Draw a sketch of the situation. I've got the hill sloping up and to the right. The angle between the plane of the hill and the horizontal is 10.0 degrees. The hill is 17 m at its highest point., giving us a length along the slope of $\frac{17~m}{\sin(10.0^o)} = 97.8991~m$. We've got a sled on the hill, with a mass of 50.0 kg. There is a rope connected to the sled making a 45.0 degree angle with the slope of the hill. You are pulling with a force of 127 N along this direction.

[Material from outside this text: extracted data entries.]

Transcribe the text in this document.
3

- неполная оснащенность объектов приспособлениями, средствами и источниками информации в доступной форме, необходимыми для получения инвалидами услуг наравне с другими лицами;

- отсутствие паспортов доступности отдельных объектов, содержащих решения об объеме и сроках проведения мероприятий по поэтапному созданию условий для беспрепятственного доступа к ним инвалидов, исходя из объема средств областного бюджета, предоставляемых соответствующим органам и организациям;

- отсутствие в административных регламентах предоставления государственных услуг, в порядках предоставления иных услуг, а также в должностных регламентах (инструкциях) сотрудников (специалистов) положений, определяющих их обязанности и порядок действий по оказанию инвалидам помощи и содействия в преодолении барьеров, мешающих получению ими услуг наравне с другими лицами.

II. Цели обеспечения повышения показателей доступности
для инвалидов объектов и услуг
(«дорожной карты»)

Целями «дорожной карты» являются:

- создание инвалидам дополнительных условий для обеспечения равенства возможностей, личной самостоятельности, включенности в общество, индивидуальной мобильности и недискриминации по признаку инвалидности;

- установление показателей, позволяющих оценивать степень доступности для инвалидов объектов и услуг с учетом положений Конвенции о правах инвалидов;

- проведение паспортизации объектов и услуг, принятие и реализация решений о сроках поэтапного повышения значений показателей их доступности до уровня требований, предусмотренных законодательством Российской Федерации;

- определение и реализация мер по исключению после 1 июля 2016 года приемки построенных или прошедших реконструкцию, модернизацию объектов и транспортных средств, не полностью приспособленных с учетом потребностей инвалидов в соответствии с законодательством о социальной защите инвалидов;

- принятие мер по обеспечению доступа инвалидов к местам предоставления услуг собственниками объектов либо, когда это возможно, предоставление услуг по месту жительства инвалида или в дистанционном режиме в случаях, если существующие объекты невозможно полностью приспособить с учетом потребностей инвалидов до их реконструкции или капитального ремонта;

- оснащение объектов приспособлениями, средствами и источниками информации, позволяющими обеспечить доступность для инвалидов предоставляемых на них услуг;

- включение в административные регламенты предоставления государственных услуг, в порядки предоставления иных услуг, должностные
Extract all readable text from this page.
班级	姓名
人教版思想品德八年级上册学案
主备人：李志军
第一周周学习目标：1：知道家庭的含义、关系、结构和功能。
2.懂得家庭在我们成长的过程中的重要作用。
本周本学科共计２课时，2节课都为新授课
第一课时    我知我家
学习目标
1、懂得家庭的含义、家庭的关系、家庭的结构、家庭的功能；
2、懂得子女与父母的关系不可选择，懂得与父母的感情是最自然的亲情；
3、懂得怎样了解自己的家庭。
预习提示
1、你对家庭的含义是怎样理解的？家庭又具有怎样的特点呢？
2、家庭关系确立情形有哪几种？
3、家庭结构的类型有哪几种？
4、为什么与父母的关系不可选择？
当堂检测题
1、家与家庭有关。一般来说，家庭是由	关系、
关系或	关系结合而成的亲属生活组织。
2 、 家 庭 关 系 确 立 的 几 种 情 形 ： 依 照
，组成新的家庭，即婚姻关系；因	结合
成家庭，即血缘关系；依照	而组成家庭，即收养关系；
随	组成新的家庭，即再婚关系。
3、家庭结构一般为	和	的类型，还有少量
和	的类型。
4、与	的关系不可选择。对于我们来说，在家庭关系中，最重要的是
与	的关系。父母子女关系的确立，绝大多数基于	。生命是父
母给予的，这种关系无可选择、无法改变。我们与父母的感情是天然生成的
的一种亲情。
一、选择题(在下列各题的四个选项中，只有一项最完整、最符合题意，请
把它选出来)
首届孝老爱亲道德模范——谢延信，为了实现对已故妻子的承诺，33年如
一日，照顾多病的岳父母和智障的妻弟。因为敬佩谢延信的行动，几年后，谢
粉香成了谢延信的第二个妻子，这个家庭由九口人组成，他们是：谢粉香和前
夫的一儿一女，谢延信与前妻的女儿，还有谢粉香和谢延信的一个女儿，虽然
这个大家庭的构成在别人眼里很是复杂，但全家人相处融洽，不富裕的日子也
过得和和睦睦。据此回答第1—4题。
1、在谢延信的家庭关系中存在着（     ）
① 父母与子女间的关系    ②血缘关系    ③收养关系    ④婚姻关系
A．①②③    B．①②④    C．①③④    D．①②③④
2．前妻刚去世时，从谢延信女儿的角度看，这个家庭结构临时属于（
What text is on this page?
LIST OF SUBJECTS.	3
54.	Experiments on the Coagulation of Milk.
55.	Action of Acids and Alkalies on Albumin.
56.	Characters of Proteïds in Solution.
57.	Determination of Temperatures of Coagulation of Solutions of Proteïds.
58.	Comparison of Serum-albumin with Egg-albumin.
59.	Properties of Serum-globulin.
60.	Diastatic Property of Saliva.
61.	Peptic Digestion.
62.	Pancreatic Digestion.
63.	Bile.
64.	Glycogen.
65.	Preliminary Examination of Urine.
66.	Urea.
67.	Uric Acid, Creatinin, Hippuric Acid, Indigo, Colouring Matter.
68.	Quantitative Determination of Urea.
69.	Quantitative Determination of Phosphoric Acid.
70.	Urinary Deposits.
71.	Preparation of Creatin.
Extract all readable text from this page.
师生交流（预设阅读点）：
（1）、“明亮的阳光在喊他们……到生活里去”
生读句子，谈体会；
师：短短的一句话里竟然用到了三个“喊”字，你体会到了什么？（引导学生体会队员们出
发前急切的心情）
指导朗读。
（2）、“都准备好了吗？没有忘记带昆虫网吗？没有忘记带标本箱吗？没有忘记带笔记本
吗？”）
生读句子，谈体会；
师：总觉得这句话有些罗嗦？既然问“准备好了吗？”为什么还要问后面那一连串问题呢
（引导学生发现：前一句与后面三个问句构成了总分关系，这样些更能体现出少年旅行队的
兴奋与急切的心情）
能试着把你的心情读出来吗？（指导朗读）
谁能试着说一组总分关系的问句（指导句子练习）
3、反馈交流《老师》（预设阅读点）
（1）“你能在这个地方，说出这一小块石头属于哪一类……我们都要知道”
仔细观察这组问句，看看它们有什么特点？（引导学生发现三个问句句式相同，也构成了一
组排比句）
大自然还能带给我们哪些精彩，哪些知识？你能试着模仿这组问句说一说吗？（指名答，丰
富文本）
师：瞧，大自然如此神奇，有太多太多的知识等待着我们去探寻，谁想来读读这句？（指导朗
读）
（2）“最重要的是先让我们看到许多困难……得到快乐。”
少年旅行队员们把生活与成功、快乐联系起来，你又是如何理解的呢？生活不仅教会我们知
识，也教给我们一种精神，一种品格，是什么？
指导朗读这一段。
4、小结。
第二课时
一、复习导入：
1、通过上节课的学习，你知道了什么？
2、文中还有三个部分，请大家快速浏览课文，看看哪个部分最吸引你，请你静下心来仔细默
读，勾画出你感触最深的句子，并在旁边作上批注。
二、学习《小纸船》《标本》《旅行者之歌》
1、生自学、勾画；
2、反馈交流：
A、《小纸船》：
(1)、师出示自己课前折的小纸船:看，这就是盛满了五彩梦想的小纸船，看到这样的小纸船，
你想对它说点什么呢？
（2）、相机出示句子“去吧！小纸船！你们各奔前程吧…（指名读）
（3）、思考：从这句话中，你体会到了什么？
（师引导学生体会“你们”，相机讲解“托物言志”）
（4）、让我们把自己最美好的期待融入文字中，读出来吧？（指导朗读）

Okay. You know already that this is a work-energy problem, so let's get going with some definitions. As typical with my problem solving style I'm going to set the 0 point level for the gravitational potential energy at the lowest point in the diagram: the bottom of the hill. Since positive is upward for GPE, I'm just going to take the +h direction as straight up.

$W_{nc} = \Delta E$

We have no friction in the problem and gravity is conservative. The applied force F is almost always non-conservative. So
$\vec{F} \cdot \vec{s} = \Delta KE + \Delta PE$

$\left ( \frac{1}{2}mv^2 - \frac{1}{2}mv_0^2 \right ) + (mgh - mgh_0) = \vec{F} \cdot \vec{s}$

At the bottom of the hill (the initial point) we are starting at $h_0 = 0~m$ and from rest, $v_0 = 0~m/s$.

So
$\frac{1}{2}mv^2 + mgh = \vec{F} \cdot \vec{s}$

Okay, let's talk about that dot product now. The applied force is at 45 degrees above the slope of the hill, so the angle between the force and the displacement is 45 degrees. Thus
$\vec{F} \cdot \vec{s} = Fs \cdot \cos(45.0^o) = (127~N)(97.89991~m) \cdot \cos(45.0^o) = 8791.59~J$

So
$\frac{1}{2}mv^2 + mgh = 8791.59$

$\frac{1}{2}mv^2 = 8791.59 - mgh$

$v = \sqrt{2 \left ( \frac{8791.59}{m} - gh \right )}$

I get $v = 4.29693~m/s$.

Pretty paltry for working almost 100 m up the slope!

-Dan